By the 1830s and 1840s, slavery had become engrained in the American legal system, enjoying protections and safeguards against its abolition and ultimately ensuring its continuation.

From a legal perspective, because slaves were treated as property, they “could be sold, mortgaged, bequeathed, insured, and hired out.” Daniel Walker Howe, What Hath God Wrought: Transformation of America, 1815-1848, 560.

America was replete with slave dealerships, and one of the largest, Franklin & Armfield, had offices in both Alexandria, Virginia, and New Orleans, Louisiana. See id. The larger dealerships were “sophisticated enterprises.” Id.

The sale of slaves were supervised by courts, much as estate proceedings or bankruptcy proceedings were overseen by courts and continue to be overseen by courts to the present day. See id.
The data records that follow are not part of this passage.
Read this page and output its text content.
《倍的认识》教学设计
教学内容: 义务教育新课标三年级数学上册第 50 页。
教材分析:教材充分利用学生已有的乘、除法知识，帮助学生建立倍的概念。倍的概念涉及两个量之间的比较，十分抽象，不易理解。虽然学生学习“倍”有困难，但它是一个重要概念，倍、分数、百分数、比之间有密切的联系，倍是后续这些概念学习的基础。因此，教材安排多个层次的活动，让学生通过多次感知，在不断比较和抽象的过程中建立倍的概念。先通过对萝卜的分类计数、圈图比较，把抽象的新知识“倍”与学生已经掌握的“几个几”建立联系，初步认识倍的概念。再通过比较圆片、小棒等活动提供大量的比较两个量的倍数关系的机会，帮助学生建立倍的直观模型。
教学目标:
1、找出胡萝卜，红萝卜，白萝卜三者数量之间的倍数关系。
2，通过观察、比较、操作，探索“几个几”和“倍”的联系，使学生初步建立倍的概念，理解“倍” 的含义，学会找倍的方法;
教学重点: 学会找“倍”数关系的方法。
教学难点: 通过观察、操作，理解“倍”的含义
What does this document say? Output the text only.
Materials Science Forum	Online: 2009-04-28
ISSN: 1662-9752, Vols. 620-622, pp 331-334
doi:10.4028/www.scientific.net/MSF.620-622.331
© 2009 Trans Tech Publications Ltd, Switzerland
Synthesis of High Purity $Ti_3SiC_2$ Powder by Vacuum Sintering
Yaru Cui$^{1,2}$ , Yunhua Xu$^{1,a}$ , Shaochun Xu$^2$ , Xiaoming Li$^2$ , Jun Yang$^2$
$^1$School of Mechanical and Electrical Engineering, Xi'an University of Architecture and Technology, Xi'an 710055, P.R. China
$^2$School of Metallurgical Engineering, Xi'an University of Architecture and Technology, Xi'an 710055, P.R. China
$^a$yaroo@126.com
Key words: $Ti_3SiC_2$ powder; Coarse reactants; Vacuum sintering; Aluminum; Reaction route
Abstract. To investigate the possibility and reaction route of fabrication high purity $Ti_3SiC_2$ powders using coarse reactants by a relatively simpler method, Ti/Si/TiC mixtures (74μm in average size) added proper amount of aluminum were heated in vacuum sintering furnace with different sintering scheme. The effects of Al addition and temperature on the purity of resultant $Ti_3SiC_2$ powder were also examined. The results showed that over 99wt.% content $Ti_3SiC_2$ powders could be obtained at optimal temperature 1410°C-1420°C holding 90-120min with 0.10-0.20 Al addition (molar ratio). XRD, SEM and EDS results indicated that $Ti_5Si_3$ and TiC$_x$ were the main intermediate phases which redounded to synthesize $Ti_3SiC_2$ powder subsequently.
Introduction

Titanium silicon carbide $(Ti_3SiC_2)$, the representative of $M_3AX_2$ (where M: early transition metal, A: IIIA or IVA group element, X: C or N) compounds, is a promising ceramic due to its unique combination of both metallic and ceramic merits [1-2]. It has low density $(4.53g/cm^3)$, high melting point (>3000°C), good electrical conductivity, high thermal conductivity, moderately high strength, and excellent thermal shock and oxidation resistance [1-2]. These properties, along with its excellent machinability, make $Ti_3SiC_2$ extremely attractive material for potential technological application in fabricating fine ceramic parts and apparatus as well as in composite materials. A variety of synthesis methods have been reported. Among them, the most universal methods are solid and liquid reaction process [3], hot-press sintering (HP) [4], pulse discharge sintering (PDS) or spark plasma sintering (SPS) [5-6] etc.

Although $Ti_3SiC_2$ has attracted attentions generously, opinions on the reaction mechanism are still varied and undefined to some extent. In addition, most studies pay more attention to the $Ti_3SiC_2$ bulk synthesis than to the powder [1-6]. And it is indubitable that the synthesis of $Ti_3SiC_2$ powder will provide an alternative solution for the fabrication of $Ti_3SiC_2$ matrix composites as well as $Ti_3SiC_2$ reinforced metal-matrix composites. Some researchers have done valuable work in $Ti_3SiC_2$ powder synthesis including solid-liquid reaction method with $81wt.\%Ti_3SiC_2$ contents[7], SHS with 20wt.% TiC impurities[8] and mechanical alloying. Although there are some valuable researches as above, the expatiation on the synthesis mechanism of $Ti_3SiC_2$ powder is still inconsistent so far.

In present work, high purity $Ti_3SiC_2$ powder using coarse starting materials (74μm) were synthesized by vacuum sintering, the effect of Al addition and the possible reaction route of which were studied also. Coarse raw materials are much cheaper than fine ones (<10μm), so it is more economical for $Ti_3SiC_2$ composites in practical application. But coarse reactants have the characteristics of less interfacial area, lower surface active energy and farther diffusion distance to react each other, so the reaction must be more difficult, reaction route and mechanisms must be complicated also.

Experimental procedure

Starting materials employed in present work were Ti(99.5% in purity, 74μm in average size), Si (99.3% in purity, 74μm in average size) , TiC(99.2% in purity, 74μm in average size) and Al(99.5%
Some states regulated the sale of slaves as well. Louisiana had “elaborate consumer protection laws to help slave purchasers, reflecting the outlook of a major slave-importing state.” See id. Most states had classified slaves as both property and people, in the sense that they could be bought and sold but they could also be prosecuted for crimes. See id. As a technical note, some laws also classified the “unjustified killing of a slave” as murder as well, even though it was rarely enforced against a slave’s owner. See id. citing Thomas Morris, Southern Slavery and the Law (Chapel Hill, 1996), 434; Jenny Wahl, The Bondsman’s Burden: An Economic Analysis of the Common Law of Southern Slavery (Cambridge, Eng., 1998); Ariela Gross, Double Character: Slavery and Mastery in the Antebellum Southern Courtroom (Princeton, 2000).

It serves as an interesting study to note the intricate web of regulations and laws that touched on slavery prior to the Civil War, realizing that with the emancipation of slaves, all of these laws would technically be nullified.

Moreover, it is interesting to note that from the beginning, Americans have been quick to legislate, even concerning the most delicate and controversial of topics. Perhaps this speaks to Americans’ value for the rule of law.

This also reflects the deeply ingrained value of capitalism in American society. Where there is a commodity, Americans seek to trade that commodity and make the most money from it possible. Rather than keep slavery a community-based commodity, Americans formed companies, like Franklin & Armfield, which would be hubs for commercial activity.

Setting aside the despicable nature of slavery, these legal developments reflect some of the fundamental American values, from capitalism to rule of law. Those values would only blossom more over the following decades and centuries.